You might be wondering why I would spend an average of two weeks on hockey line each year when you can just walk into the Houston Field House and get a good seat. That was not always the case. As a current season ticket holder, I see that besides obvious rivalry games such as Clarkson (yes, they still suck) and Cornell, plus feature weekends like the Freakout, the crowd sizes are down from my days. At that time, hockey was much more front-and-center on campus. Everyone knew the players and buzzed about Steve Stoyanovich’s booming slap shot and such; tests were even scheduled around the occasional weekday game. Today, with all the technology and toys abound, I think there are many other distractions and options for students. I encourage you to go and see a game if you haven’t—hockey, football, or whatever sport you like. School spirit is important, and your classmates spend a lot of time and effort to represent Rensselaer in competition at any level.

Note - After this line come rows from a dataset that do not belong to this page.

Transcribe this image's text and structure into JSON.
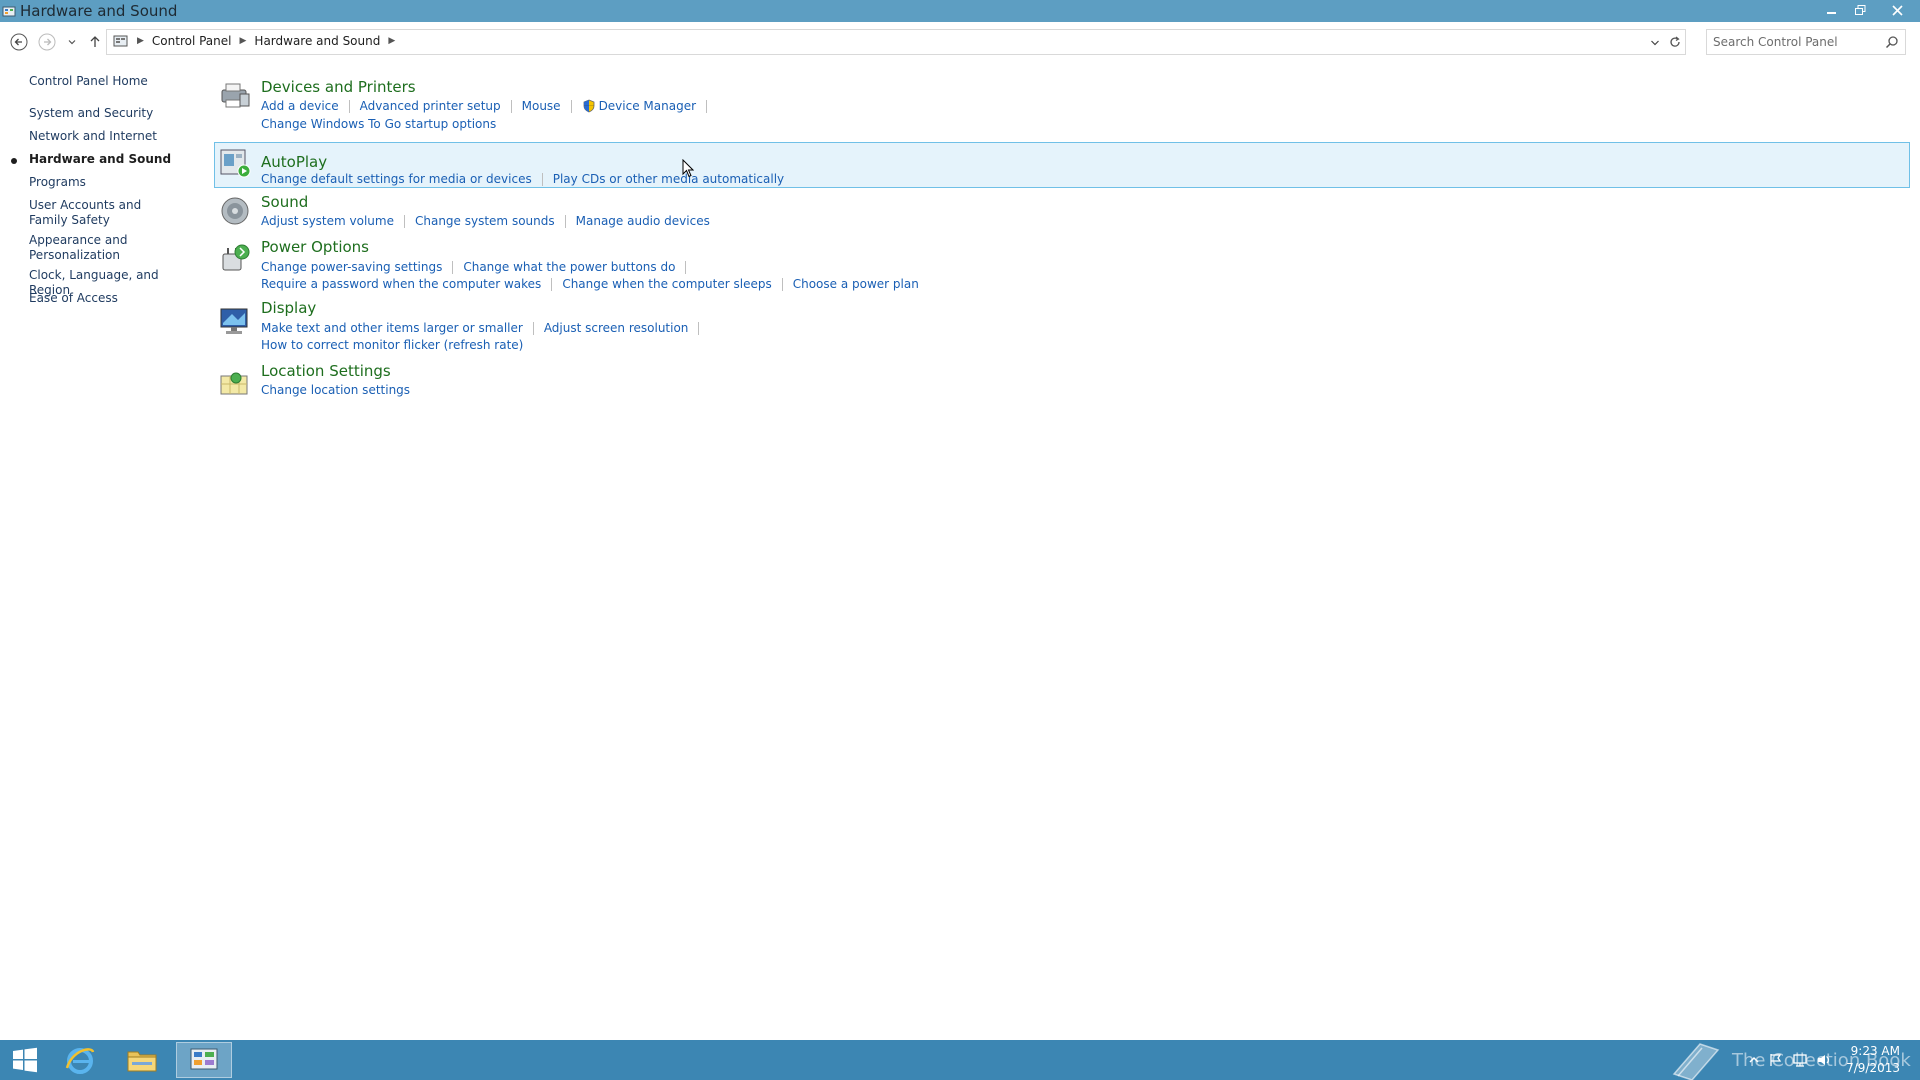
{
  "window": {
    "title": "Hardware and Sound",
    "controls": {
      "minimize": "minimize",
      "restore": "restore",
      "close": "close"
    }
  },
  "address": {
    "breadcrumbs": [
      "Control Panel",
      "Hardware and Sound"
    ]
  },
  "search": {
    "placeholder": "Search Control Panel"
  },
  "left_pane": {
    "home": "Control Panel Home",
    "items": [
      {
        "label": "System and Security",
        "active": false
      },
      {
        "label": "Network and Internet",
        "active": false
      },
      {
        "label": "Hardware and Sound",
        "active": true
      },
      {
        "label": "Programs",
        "active": false
      },
      {
        "label": "User Accounts and Family Safety",
        "active": false
      },
      {
        "label": "Appearance and Personalization",
        "active": false
      },
      {
        "label": "Clock, Language, and Region",
        "active": false
      },
      {
        "label": "Ease of Access",
        "active": false
      }
    ]
  },
  "categories": [
    {
      "title": "Devices and Printers",
      "icon": "printer-icon",
      "links": [
        [
          "Add a device",
          "Advanced printer setup",
          "Mouse",
          "Device Manager"
        ],
        [
          "Change Windows To Go startup options"
        ]
      ]
    },
    {
      "title": "AutoPlay",
      "icon": "autoplay-icon",
      "links": [
        [
          "Change default settings for media or devices",
          "Play CDs or other media automatically"
        ]
      ]
    },
    {
      "title": "Sound",
      "icon": "speaker-icon",
      "links": [
        [
          "Adjust system volume",
          "Change system sounds",
          "Manage audio devices"
        ]
      ]
    },
    {
      "title": "Power Options",
      "icon": "power-icon",
      "links": [
        [
          "Change power-saving settings",
          "Change what the power buttons do"
        ],
        [
          "Require a password when the computer wakes",
          "Change when the computer sleeps",
          "Choose a power plan"
        ]
      ]
    },
    {
      "title": "Display",
      "icon": "monitor-icon",
      "links": [
        [
          "Make text and other items larger or smaller",
          "Adjust screen resolution"
        ],
        [
          "How to correct monitor flicker (refresh rate)"
        ]
      ]
    },
    {
      "title": "Location Settings",
      "icon": "location-icon",
      "links": [
        [
          "Change location settings"
        ]
      ]
    }
  ],
  "taskbar": {
    "watermark": "The Collection Book",
    "time": "9:23 AM",
    "date": "7/9/2013"
  },
  "colors": {
    "titlebar": "#5d9ec2",
    "taskbar": "#3c86b3",
    "link": "#1a5fb4",
    "category_title": "#1e6e1e",
    "hover_bg": "#e5f3fb",
    "hover_border": "#70c0e7"
  }
}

I remember the biggest motivation for anybody to sit on the Hockey Line were the infamous steel poles in the Field House. Keep in mind, this building originally was a WWII airplane hangar in Rhode Island that was moved to Troy to become our arena. Unfortunately, down the sides obstructing views for a good number of seats were poles, roughly four more per side than now. People had seating maps of the Field House and would go scout unobstructed seats, put x’s through seats that had a pole line up with a goal view, and use the map when selecting seats. Sitting on the Hockey Line ensured you got a good seat.

The Field House has undergone several renovations over the years, but in 1981, I was privileged to be the student rep on the committee deciding how to spend the allocated funds. I advocated that no renovation would matter unless the sight lines were improved by removing the poles. I am proud every time I walk into the arena and see a much better viewing experience. That change made Hockey Line unnecessary for choice seats, yet the tradition stands today for the fun and bonding experience that it is.

So I encourage you to learn and embrace some of the traditions at Rensselaer like Hockey Line. They will provide good memories, fun times, and lasting friendships. With progress and change, traditions might morph over time, but that makes the ones you experience as a student that much more special and unique.